Et puisque nous sommes gouvernés par des responsables qui prétendent croire, comme moi, à la culture de la preuve, aux «evidence based policies», j’appelle à un sursaut collectif. Puisque ça marche, fixons-nous collectivement l’objectif mobilisateur d’en finir sous trois ans avec la situation des 100 collèges les plus ségrégués de France (mesurables avec l’indice d’entropie) avec une sanction claire : si la mixité sociale ne s’est pas significativement améliorée, ils seront fermés en concertation avec les collectivités. Pour y parvenir, une gouvernance locale associant les citoyens et l’ensemble des acteurs concernés devra être adossée à un pilotage interministériel de mission. L’enseignement privé devra être partie prenante, avec l’objectif, que j’avais commencé à porter, d’inscrire des objectifs de mixité sociale dans le cadre de la contractualisation du service public d’éducation. Enfin, un cadre scientifique national d’évaluation permettra de suivre, en toute transparence, l’avancée d’un chantier national majeur pour notre cohésion sociale et nationale. Les prochaines élections départementales et régionales seront d’ailleurs l’occasion de voir, ou pas, des exécutifs locaux se saisir de cet enjeu central en lien avec les mairies.

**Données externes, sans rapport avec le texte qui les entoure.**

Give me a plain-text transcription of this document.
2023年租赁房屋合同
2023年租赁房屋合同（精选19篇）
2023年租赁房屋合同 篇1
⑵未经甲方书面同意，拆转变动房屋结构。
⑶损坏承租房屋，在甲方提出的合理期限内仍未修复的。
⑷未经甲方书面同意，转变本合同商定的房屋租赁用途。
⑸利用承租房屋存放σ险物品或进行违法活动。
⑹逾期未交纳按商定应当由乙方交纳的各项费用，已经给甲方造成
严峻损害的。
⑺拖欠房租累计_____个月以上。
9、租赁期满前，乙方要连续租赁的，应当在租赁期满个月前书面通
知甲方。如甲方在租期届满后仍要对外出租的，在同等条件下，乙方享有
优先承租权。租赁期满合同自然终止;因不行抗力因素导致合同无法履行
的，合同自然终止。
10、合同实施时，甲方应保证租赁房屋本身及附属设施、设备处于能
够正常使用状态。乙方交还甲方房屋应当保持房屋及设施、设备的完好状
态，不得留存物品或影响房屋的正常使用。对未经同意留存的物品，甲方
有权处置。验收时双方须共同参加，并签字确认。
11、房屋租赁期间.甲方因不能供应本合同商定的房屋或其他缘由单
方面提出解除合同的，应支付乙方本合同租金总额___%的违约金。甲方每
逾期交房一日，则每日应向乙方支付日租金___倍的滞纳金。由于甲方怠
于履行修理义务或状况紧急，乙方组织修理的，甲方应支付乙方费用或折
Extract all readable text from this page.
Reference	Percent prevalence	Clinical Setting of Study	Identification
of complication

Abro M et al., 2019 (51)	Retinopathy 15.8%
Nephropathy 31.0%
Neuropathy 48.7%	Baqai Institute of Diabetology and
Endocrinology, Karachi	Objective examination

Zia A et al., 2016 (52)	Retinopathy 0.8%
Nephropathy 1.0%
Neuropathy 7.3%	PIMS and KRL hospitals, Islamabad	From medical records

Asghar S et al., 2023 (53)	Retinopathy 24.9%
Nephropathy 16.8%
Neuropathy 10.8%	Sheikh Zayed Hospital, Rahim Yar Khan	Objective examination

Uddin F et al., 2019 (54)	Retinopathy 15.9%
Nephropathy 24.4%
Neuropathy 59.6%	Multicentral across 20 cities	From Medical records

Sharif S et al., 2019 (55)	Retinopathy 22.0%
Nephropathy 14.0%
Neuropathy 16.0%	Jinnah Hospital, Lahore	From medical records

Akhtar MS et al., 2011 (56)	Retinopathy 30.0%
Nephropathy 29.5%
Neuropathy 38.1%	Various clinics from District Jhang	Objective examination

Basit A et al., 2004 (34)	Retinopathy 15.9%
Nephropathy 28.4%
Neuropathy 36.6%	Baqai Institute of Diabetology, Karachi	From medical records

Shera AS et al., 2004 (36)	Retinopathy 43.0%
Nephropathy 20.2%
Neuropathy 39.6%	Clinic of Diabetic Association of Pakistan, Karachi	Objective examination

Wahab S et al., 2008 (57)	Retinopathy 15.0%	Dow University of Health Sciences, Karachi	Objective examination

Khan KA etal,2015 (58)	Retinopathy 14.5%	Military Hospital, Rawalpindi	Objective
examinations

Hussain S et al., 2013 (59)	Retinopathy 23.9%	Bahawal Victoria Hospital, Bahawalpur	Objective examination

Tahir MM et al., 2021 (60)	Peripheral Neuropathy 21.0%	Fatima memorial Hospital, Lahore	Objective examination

Au moment où notre pays traverse une crise profonde, plutôt que nous diviser sur des passions tristes, rassemblons-nous sur des objectifs qui sont le cœur de notre identité républicaine commune : recréer un destin partagé pour l’ensemble de notre jeunesse. C’est à mes yeux la meilleure réponse aux tenants de la guerre identitaire que de redonner vie à une citoyenneté qui passe d’abord par l’école de la République. Et pour la gauche, de se souvenir que l’identité républicaine, ce n’est pas là d’où l’on vient, mais là où l’on va. Une façon de revenir à Jaurès sans tout céder à Gramsci : le combat pour l’égalité reste social avant d’être culturel.

Par Najat Vallaud-Belkacem, ancienne ministre de l’Éducation, directrice générale de One France.

Publié le 5 mars 2021 sur Libération.fr.